Chart Of The Week   November 15 2021

Mythbusting The Value Factor

value factor

Intangible investment has become a much larger part of the economy, having surpassed tangible investment in the US in the late 1990s. However, both US GAAP and IFRS are very restrictive on the capitalization of R&D activities, which are known to originate valuable intangible assets. Other types of intangible capital such as unique production processes or customer lists are normally also expensed within SG&A expenses and are never capitalized unless there is an acquisition. This means that both the book value and earnings of intangible-heavy companies could be inadequate estimates of their true intrinsic value.

Indeed, expensive companies generally have higher R&D expenditures as a percent of sales than cheap companies. Importantly, the performance of Value within low R&D stocks is much better than the performance within high R&D stocks.
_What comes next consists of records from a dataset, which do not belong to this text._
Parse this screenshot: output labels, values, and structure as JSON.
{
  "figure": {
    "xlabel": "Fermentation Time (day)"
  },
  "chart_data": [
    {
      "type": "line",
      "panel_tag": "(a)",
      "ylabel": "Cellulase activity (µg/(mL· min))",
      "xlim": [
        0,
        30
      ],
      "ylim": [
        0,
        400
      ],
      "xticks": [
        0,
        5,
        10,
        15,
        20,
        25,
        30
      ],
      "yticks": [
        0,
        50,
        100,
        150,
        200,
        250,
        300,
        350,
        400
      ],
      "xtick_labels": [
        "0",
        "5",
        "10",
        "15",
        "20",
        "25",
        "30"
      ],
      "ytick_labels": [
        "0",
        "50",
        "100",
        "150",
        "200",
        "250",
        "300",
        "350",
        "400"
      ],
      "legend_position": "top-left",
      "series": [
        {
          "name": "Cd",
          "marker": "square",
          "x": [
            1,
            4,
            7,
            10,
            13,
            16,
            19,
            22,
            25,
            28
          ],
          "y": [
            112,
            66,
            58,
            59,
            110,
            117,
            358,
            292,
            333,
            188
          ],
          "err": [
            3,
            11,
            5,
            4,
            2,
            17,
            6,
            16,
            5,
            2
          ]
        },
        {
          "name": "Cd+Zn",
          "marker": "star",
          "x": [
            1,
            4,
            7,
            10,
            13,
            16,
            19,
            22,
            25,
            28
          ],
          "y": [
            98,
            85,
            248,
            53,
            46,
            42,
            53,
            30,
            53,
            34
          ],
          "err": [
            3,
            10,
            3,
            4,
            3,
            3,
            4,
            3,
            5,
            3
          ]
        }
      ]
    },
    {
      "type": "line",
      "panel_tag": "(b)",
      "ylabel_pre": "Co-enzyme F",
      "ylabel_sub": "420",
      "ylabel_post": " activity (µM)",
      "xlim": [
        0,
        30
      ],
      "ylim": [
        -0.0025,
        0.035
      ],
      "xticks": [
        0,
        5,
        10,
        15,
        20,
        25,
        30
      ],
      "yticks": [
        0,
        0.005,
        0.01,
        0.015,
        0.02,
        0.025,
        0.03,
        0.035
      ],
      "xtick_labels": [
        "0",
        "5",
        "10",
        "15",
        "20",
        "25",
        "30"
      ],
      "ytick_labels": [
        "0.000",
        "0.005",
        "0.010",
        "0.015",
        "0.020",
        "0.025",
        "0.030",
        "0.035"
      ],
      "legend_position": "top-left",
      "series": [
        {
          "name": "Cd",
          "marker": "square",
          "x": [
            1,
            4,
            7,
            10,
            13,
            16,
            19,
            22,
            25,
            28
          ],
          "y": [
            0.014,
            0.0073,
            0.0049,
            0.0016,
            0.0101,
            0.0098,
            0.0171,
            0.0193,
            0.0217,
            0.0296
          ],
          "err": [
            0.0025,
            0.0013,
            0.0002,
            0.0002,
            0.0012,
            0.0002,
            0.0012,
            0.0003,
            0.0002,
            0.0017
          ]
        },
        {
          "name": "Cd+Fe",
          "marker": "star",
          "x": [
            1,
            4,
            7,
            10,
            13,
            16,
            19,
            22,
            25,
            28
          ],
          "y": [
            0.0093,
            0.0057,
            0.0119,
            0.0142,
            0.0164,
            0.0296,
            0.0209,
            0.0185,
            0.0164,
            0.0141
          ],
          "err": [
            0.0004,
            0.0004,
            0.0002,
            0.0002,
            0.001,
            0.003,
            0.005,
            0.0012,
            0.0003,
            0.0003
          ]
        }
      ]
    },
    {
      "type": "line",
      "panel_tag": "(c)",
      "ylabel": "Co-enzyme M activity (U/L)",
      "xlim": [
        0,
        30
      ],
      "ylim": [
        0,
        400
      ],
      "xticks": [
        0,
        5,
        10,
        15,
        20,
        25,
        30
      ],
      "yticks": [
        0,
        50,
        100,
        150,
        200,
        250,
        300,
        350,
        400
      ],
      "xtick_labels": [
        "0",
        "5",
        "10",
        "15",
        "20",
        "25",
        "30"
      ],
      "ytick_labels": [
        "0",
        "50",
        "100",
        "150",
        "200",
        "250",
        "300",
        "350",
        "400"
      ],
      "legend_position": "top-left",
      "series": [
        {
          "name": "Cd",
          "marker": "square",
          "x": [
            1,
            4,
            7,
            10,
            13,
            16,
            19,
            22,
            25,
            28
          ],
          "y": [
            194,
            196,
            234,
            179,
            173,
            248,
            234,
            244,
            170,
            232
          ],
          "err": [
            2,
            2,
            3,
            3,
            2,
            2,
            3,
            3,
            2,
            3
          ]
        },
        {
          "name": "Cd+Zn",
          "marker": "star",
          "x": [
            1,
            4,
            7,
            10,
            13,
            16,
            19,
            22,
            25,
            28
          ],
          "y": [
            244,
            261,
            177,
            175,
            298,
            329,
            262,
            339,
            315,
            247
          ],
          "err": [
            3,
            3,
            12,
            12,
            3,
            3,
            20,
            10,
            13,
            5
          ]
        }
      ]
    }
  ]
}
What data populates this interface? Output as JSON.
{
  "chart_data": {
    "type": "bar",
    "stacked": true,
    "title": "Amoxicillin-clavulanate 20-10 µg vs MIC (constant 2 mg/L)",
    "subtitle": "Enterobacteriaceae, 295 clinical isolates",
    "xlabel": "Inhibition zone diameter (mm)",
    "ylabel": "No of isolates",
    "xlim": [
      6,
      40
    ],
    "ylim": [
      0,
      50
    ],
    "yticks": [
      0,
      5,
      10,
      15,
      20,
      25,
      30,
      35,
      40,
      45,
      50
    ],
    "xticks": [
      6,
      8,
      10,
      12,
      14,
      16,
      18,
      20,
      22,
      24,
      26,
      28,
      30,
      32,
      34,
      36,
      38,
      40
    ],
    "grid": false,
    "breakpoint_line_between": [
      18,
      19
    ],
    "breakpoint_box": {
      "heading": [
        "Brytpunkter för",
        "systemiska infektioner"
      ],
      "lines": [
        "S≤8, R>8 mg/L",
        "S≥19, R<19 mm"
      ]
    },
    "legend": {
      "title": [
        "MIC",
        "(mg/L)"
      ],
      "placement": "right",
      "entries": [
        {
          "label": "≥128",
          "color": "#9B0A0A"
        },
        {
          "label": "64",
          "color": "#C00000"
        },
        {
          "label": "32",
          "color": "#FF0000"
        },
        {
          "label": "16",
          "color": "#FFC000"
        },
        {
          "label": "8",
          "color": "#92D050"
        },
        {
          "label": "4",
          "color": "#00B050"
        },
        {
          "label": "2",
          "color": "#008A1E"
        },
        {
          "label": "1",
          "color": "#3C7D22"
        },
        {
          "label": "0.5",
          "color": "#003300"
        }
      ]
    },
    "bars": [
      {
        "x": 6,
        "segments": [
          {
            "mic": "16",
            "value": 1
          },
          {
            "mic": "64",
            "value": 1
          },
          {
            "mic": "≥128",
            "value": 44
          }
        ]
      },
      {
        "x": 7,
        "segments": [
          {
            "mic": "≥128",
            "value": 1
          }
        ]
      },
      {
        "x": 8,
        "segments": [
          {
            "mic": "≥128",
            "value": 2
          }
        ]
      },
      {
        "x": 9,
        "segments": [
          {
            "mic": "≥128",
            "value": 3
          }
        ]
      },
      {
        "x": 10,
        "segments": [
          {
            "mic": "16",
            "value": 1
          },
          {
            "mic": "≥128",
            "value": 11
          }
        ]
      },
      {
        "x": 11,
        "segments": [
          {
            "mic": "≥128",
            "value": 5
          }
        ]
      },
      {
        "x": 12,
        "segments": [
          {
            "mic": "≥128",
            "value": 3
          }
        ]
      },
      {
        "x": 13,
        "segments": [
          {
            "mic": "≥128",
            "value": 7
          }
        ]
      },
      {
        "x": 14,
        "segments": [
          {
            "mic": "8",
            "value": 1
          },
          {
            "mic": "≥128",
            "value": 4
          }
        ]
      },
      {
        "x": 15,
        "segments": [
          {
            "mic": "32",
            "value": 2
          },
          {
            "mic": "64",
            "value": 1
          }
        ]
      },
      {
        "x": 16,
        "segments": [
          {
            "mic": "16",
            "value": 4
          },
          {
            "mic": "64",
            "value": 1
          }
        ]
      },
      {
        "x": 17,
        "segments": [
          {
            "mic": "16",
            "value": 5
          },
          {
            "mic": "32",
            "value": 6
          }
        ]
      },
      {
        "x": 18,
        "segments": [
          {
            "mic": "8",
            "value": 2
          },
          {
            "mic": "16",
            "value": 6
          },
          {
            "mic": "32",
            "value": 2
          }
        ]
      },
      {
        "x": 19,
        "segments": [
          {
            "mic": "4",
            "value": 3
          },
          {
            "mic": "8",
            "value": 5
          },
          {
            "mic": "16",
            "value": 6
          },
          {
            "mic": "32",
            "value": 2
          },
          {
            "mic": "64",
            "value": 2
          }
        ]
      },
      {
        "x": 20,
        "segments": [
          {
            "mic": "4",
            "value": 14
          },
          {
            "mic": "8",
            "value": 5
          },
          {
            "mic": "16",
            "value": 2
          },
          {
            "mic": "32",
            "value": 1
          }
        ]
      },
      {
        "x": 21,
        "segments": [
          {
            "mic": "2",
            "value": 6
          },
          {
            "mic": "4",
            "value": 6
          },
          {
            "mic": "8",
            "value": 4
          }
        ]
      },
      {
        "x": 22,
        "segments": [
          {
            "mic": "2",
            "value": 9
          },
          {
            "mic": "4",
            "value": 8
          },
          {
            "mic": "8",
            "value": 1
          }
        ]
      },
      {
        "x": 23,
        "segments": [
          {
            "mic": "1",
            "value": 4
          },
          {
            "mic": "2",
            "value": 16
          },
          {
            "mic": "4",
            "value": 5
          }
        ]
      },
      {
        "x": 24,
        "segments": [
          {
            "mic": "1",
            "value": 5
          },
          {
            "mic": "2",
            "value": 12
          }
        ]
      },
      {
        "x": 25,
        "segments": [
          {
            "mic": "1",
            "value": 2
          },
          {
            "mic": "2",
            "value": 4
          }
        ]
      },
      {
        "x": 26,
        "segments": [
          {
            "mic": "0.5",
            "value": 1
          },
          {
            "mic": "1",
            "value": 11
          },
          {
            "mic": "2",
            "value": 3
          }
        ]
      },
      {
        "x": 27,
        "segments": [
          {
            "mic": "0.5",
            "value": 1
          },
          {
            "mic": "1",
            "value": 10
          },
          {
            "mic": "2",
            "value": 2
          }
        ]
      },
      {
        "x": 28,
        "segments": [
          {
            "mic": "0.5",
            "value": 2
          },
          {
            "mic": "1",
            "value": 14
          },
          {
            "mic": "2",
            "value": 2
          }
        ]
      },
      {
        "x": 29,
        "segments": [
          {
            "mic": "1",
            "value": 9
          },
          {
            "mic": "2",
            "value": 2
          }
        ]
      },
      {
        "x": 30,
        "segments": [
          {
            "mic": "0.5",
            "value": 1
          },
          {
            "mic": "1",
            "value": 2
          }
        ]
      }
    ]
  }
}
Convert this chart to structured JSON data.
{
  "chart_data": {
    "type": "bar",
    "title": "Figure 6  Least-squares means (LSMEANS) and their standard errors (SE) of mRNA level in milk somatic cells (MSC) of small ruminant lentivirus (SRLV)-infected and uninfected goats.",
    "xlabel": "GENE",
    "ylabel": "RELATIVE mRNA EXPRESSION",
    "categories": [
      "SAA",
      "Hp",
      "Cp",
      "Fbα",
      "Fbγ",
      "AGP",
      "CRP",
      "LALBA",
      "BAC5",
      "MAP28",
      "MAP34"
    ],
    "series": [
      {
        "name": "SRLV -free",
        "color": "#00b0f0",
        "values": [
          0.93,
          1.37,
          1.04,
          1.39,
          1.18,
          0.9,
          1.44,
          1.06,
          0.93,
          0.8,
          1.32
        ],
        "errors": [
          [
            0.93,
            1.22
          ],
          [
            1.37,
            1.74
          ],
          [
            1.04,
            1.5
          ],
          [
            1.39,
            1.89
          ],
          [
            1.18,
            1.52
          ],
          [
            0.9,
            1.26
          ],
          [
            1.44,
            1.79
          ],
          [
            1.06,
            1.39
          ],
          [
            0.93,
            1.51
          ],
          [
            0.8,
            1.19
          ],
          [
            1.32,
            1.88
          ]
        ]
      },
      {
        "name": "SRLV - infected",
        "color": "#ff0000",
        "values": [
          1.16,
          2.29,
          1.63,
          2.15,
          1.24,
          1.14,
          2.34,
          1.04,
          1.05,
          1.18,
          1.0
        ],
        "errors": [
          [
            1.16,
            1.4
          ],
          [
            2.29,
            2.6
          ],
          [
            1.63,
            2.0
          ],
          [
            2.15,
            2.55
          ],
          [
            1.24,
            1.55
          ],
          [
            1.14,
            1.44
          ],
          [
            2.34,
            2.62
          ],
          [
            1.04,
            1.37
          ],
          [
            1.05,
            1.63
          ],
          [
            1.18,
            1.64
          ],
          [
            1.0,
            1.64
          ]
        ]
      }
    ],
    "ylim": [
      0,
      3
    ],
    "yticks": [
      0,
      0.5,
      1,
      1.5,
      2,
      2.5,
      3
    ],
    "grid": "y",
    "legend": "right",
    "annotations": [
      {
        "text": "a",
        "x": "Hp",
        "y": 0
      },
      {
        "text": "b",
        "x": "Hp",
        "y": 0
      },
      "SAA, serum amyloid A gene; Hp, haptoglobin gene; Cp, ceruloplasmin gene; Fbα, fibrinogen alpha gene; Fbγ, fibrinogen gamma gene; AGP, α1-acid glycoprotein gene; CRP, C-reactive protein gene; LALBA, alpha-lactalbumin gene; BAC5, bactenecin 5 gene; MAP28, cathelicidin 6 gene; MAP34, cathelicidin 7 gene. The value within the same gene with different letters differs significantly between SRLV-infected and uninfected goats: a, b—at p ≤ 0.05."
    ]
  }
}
This is in line with the work of Dugar and Pozharny, who found that the value relevance for both earnings and book values has declined for high intangible companies, while it has stayed stable for low-intangible companies. This suggests that traditional valuation measures are losing their relevance as intangible-heavy companies become a larger part of the economy.

The effect of intangibles on traditional valuation metrics can also give us a clue as to why Value has performed well in some industries but not in others. Using a measure of intangible intensity derived by Dugar and Pozharny – which includes identifiable intangible assets, intellectual capital, and organizational capital – we can see that Value has done relatively better in industries with lower intangible intensity while it has performed relatively worse in industries with higher intangible intensity.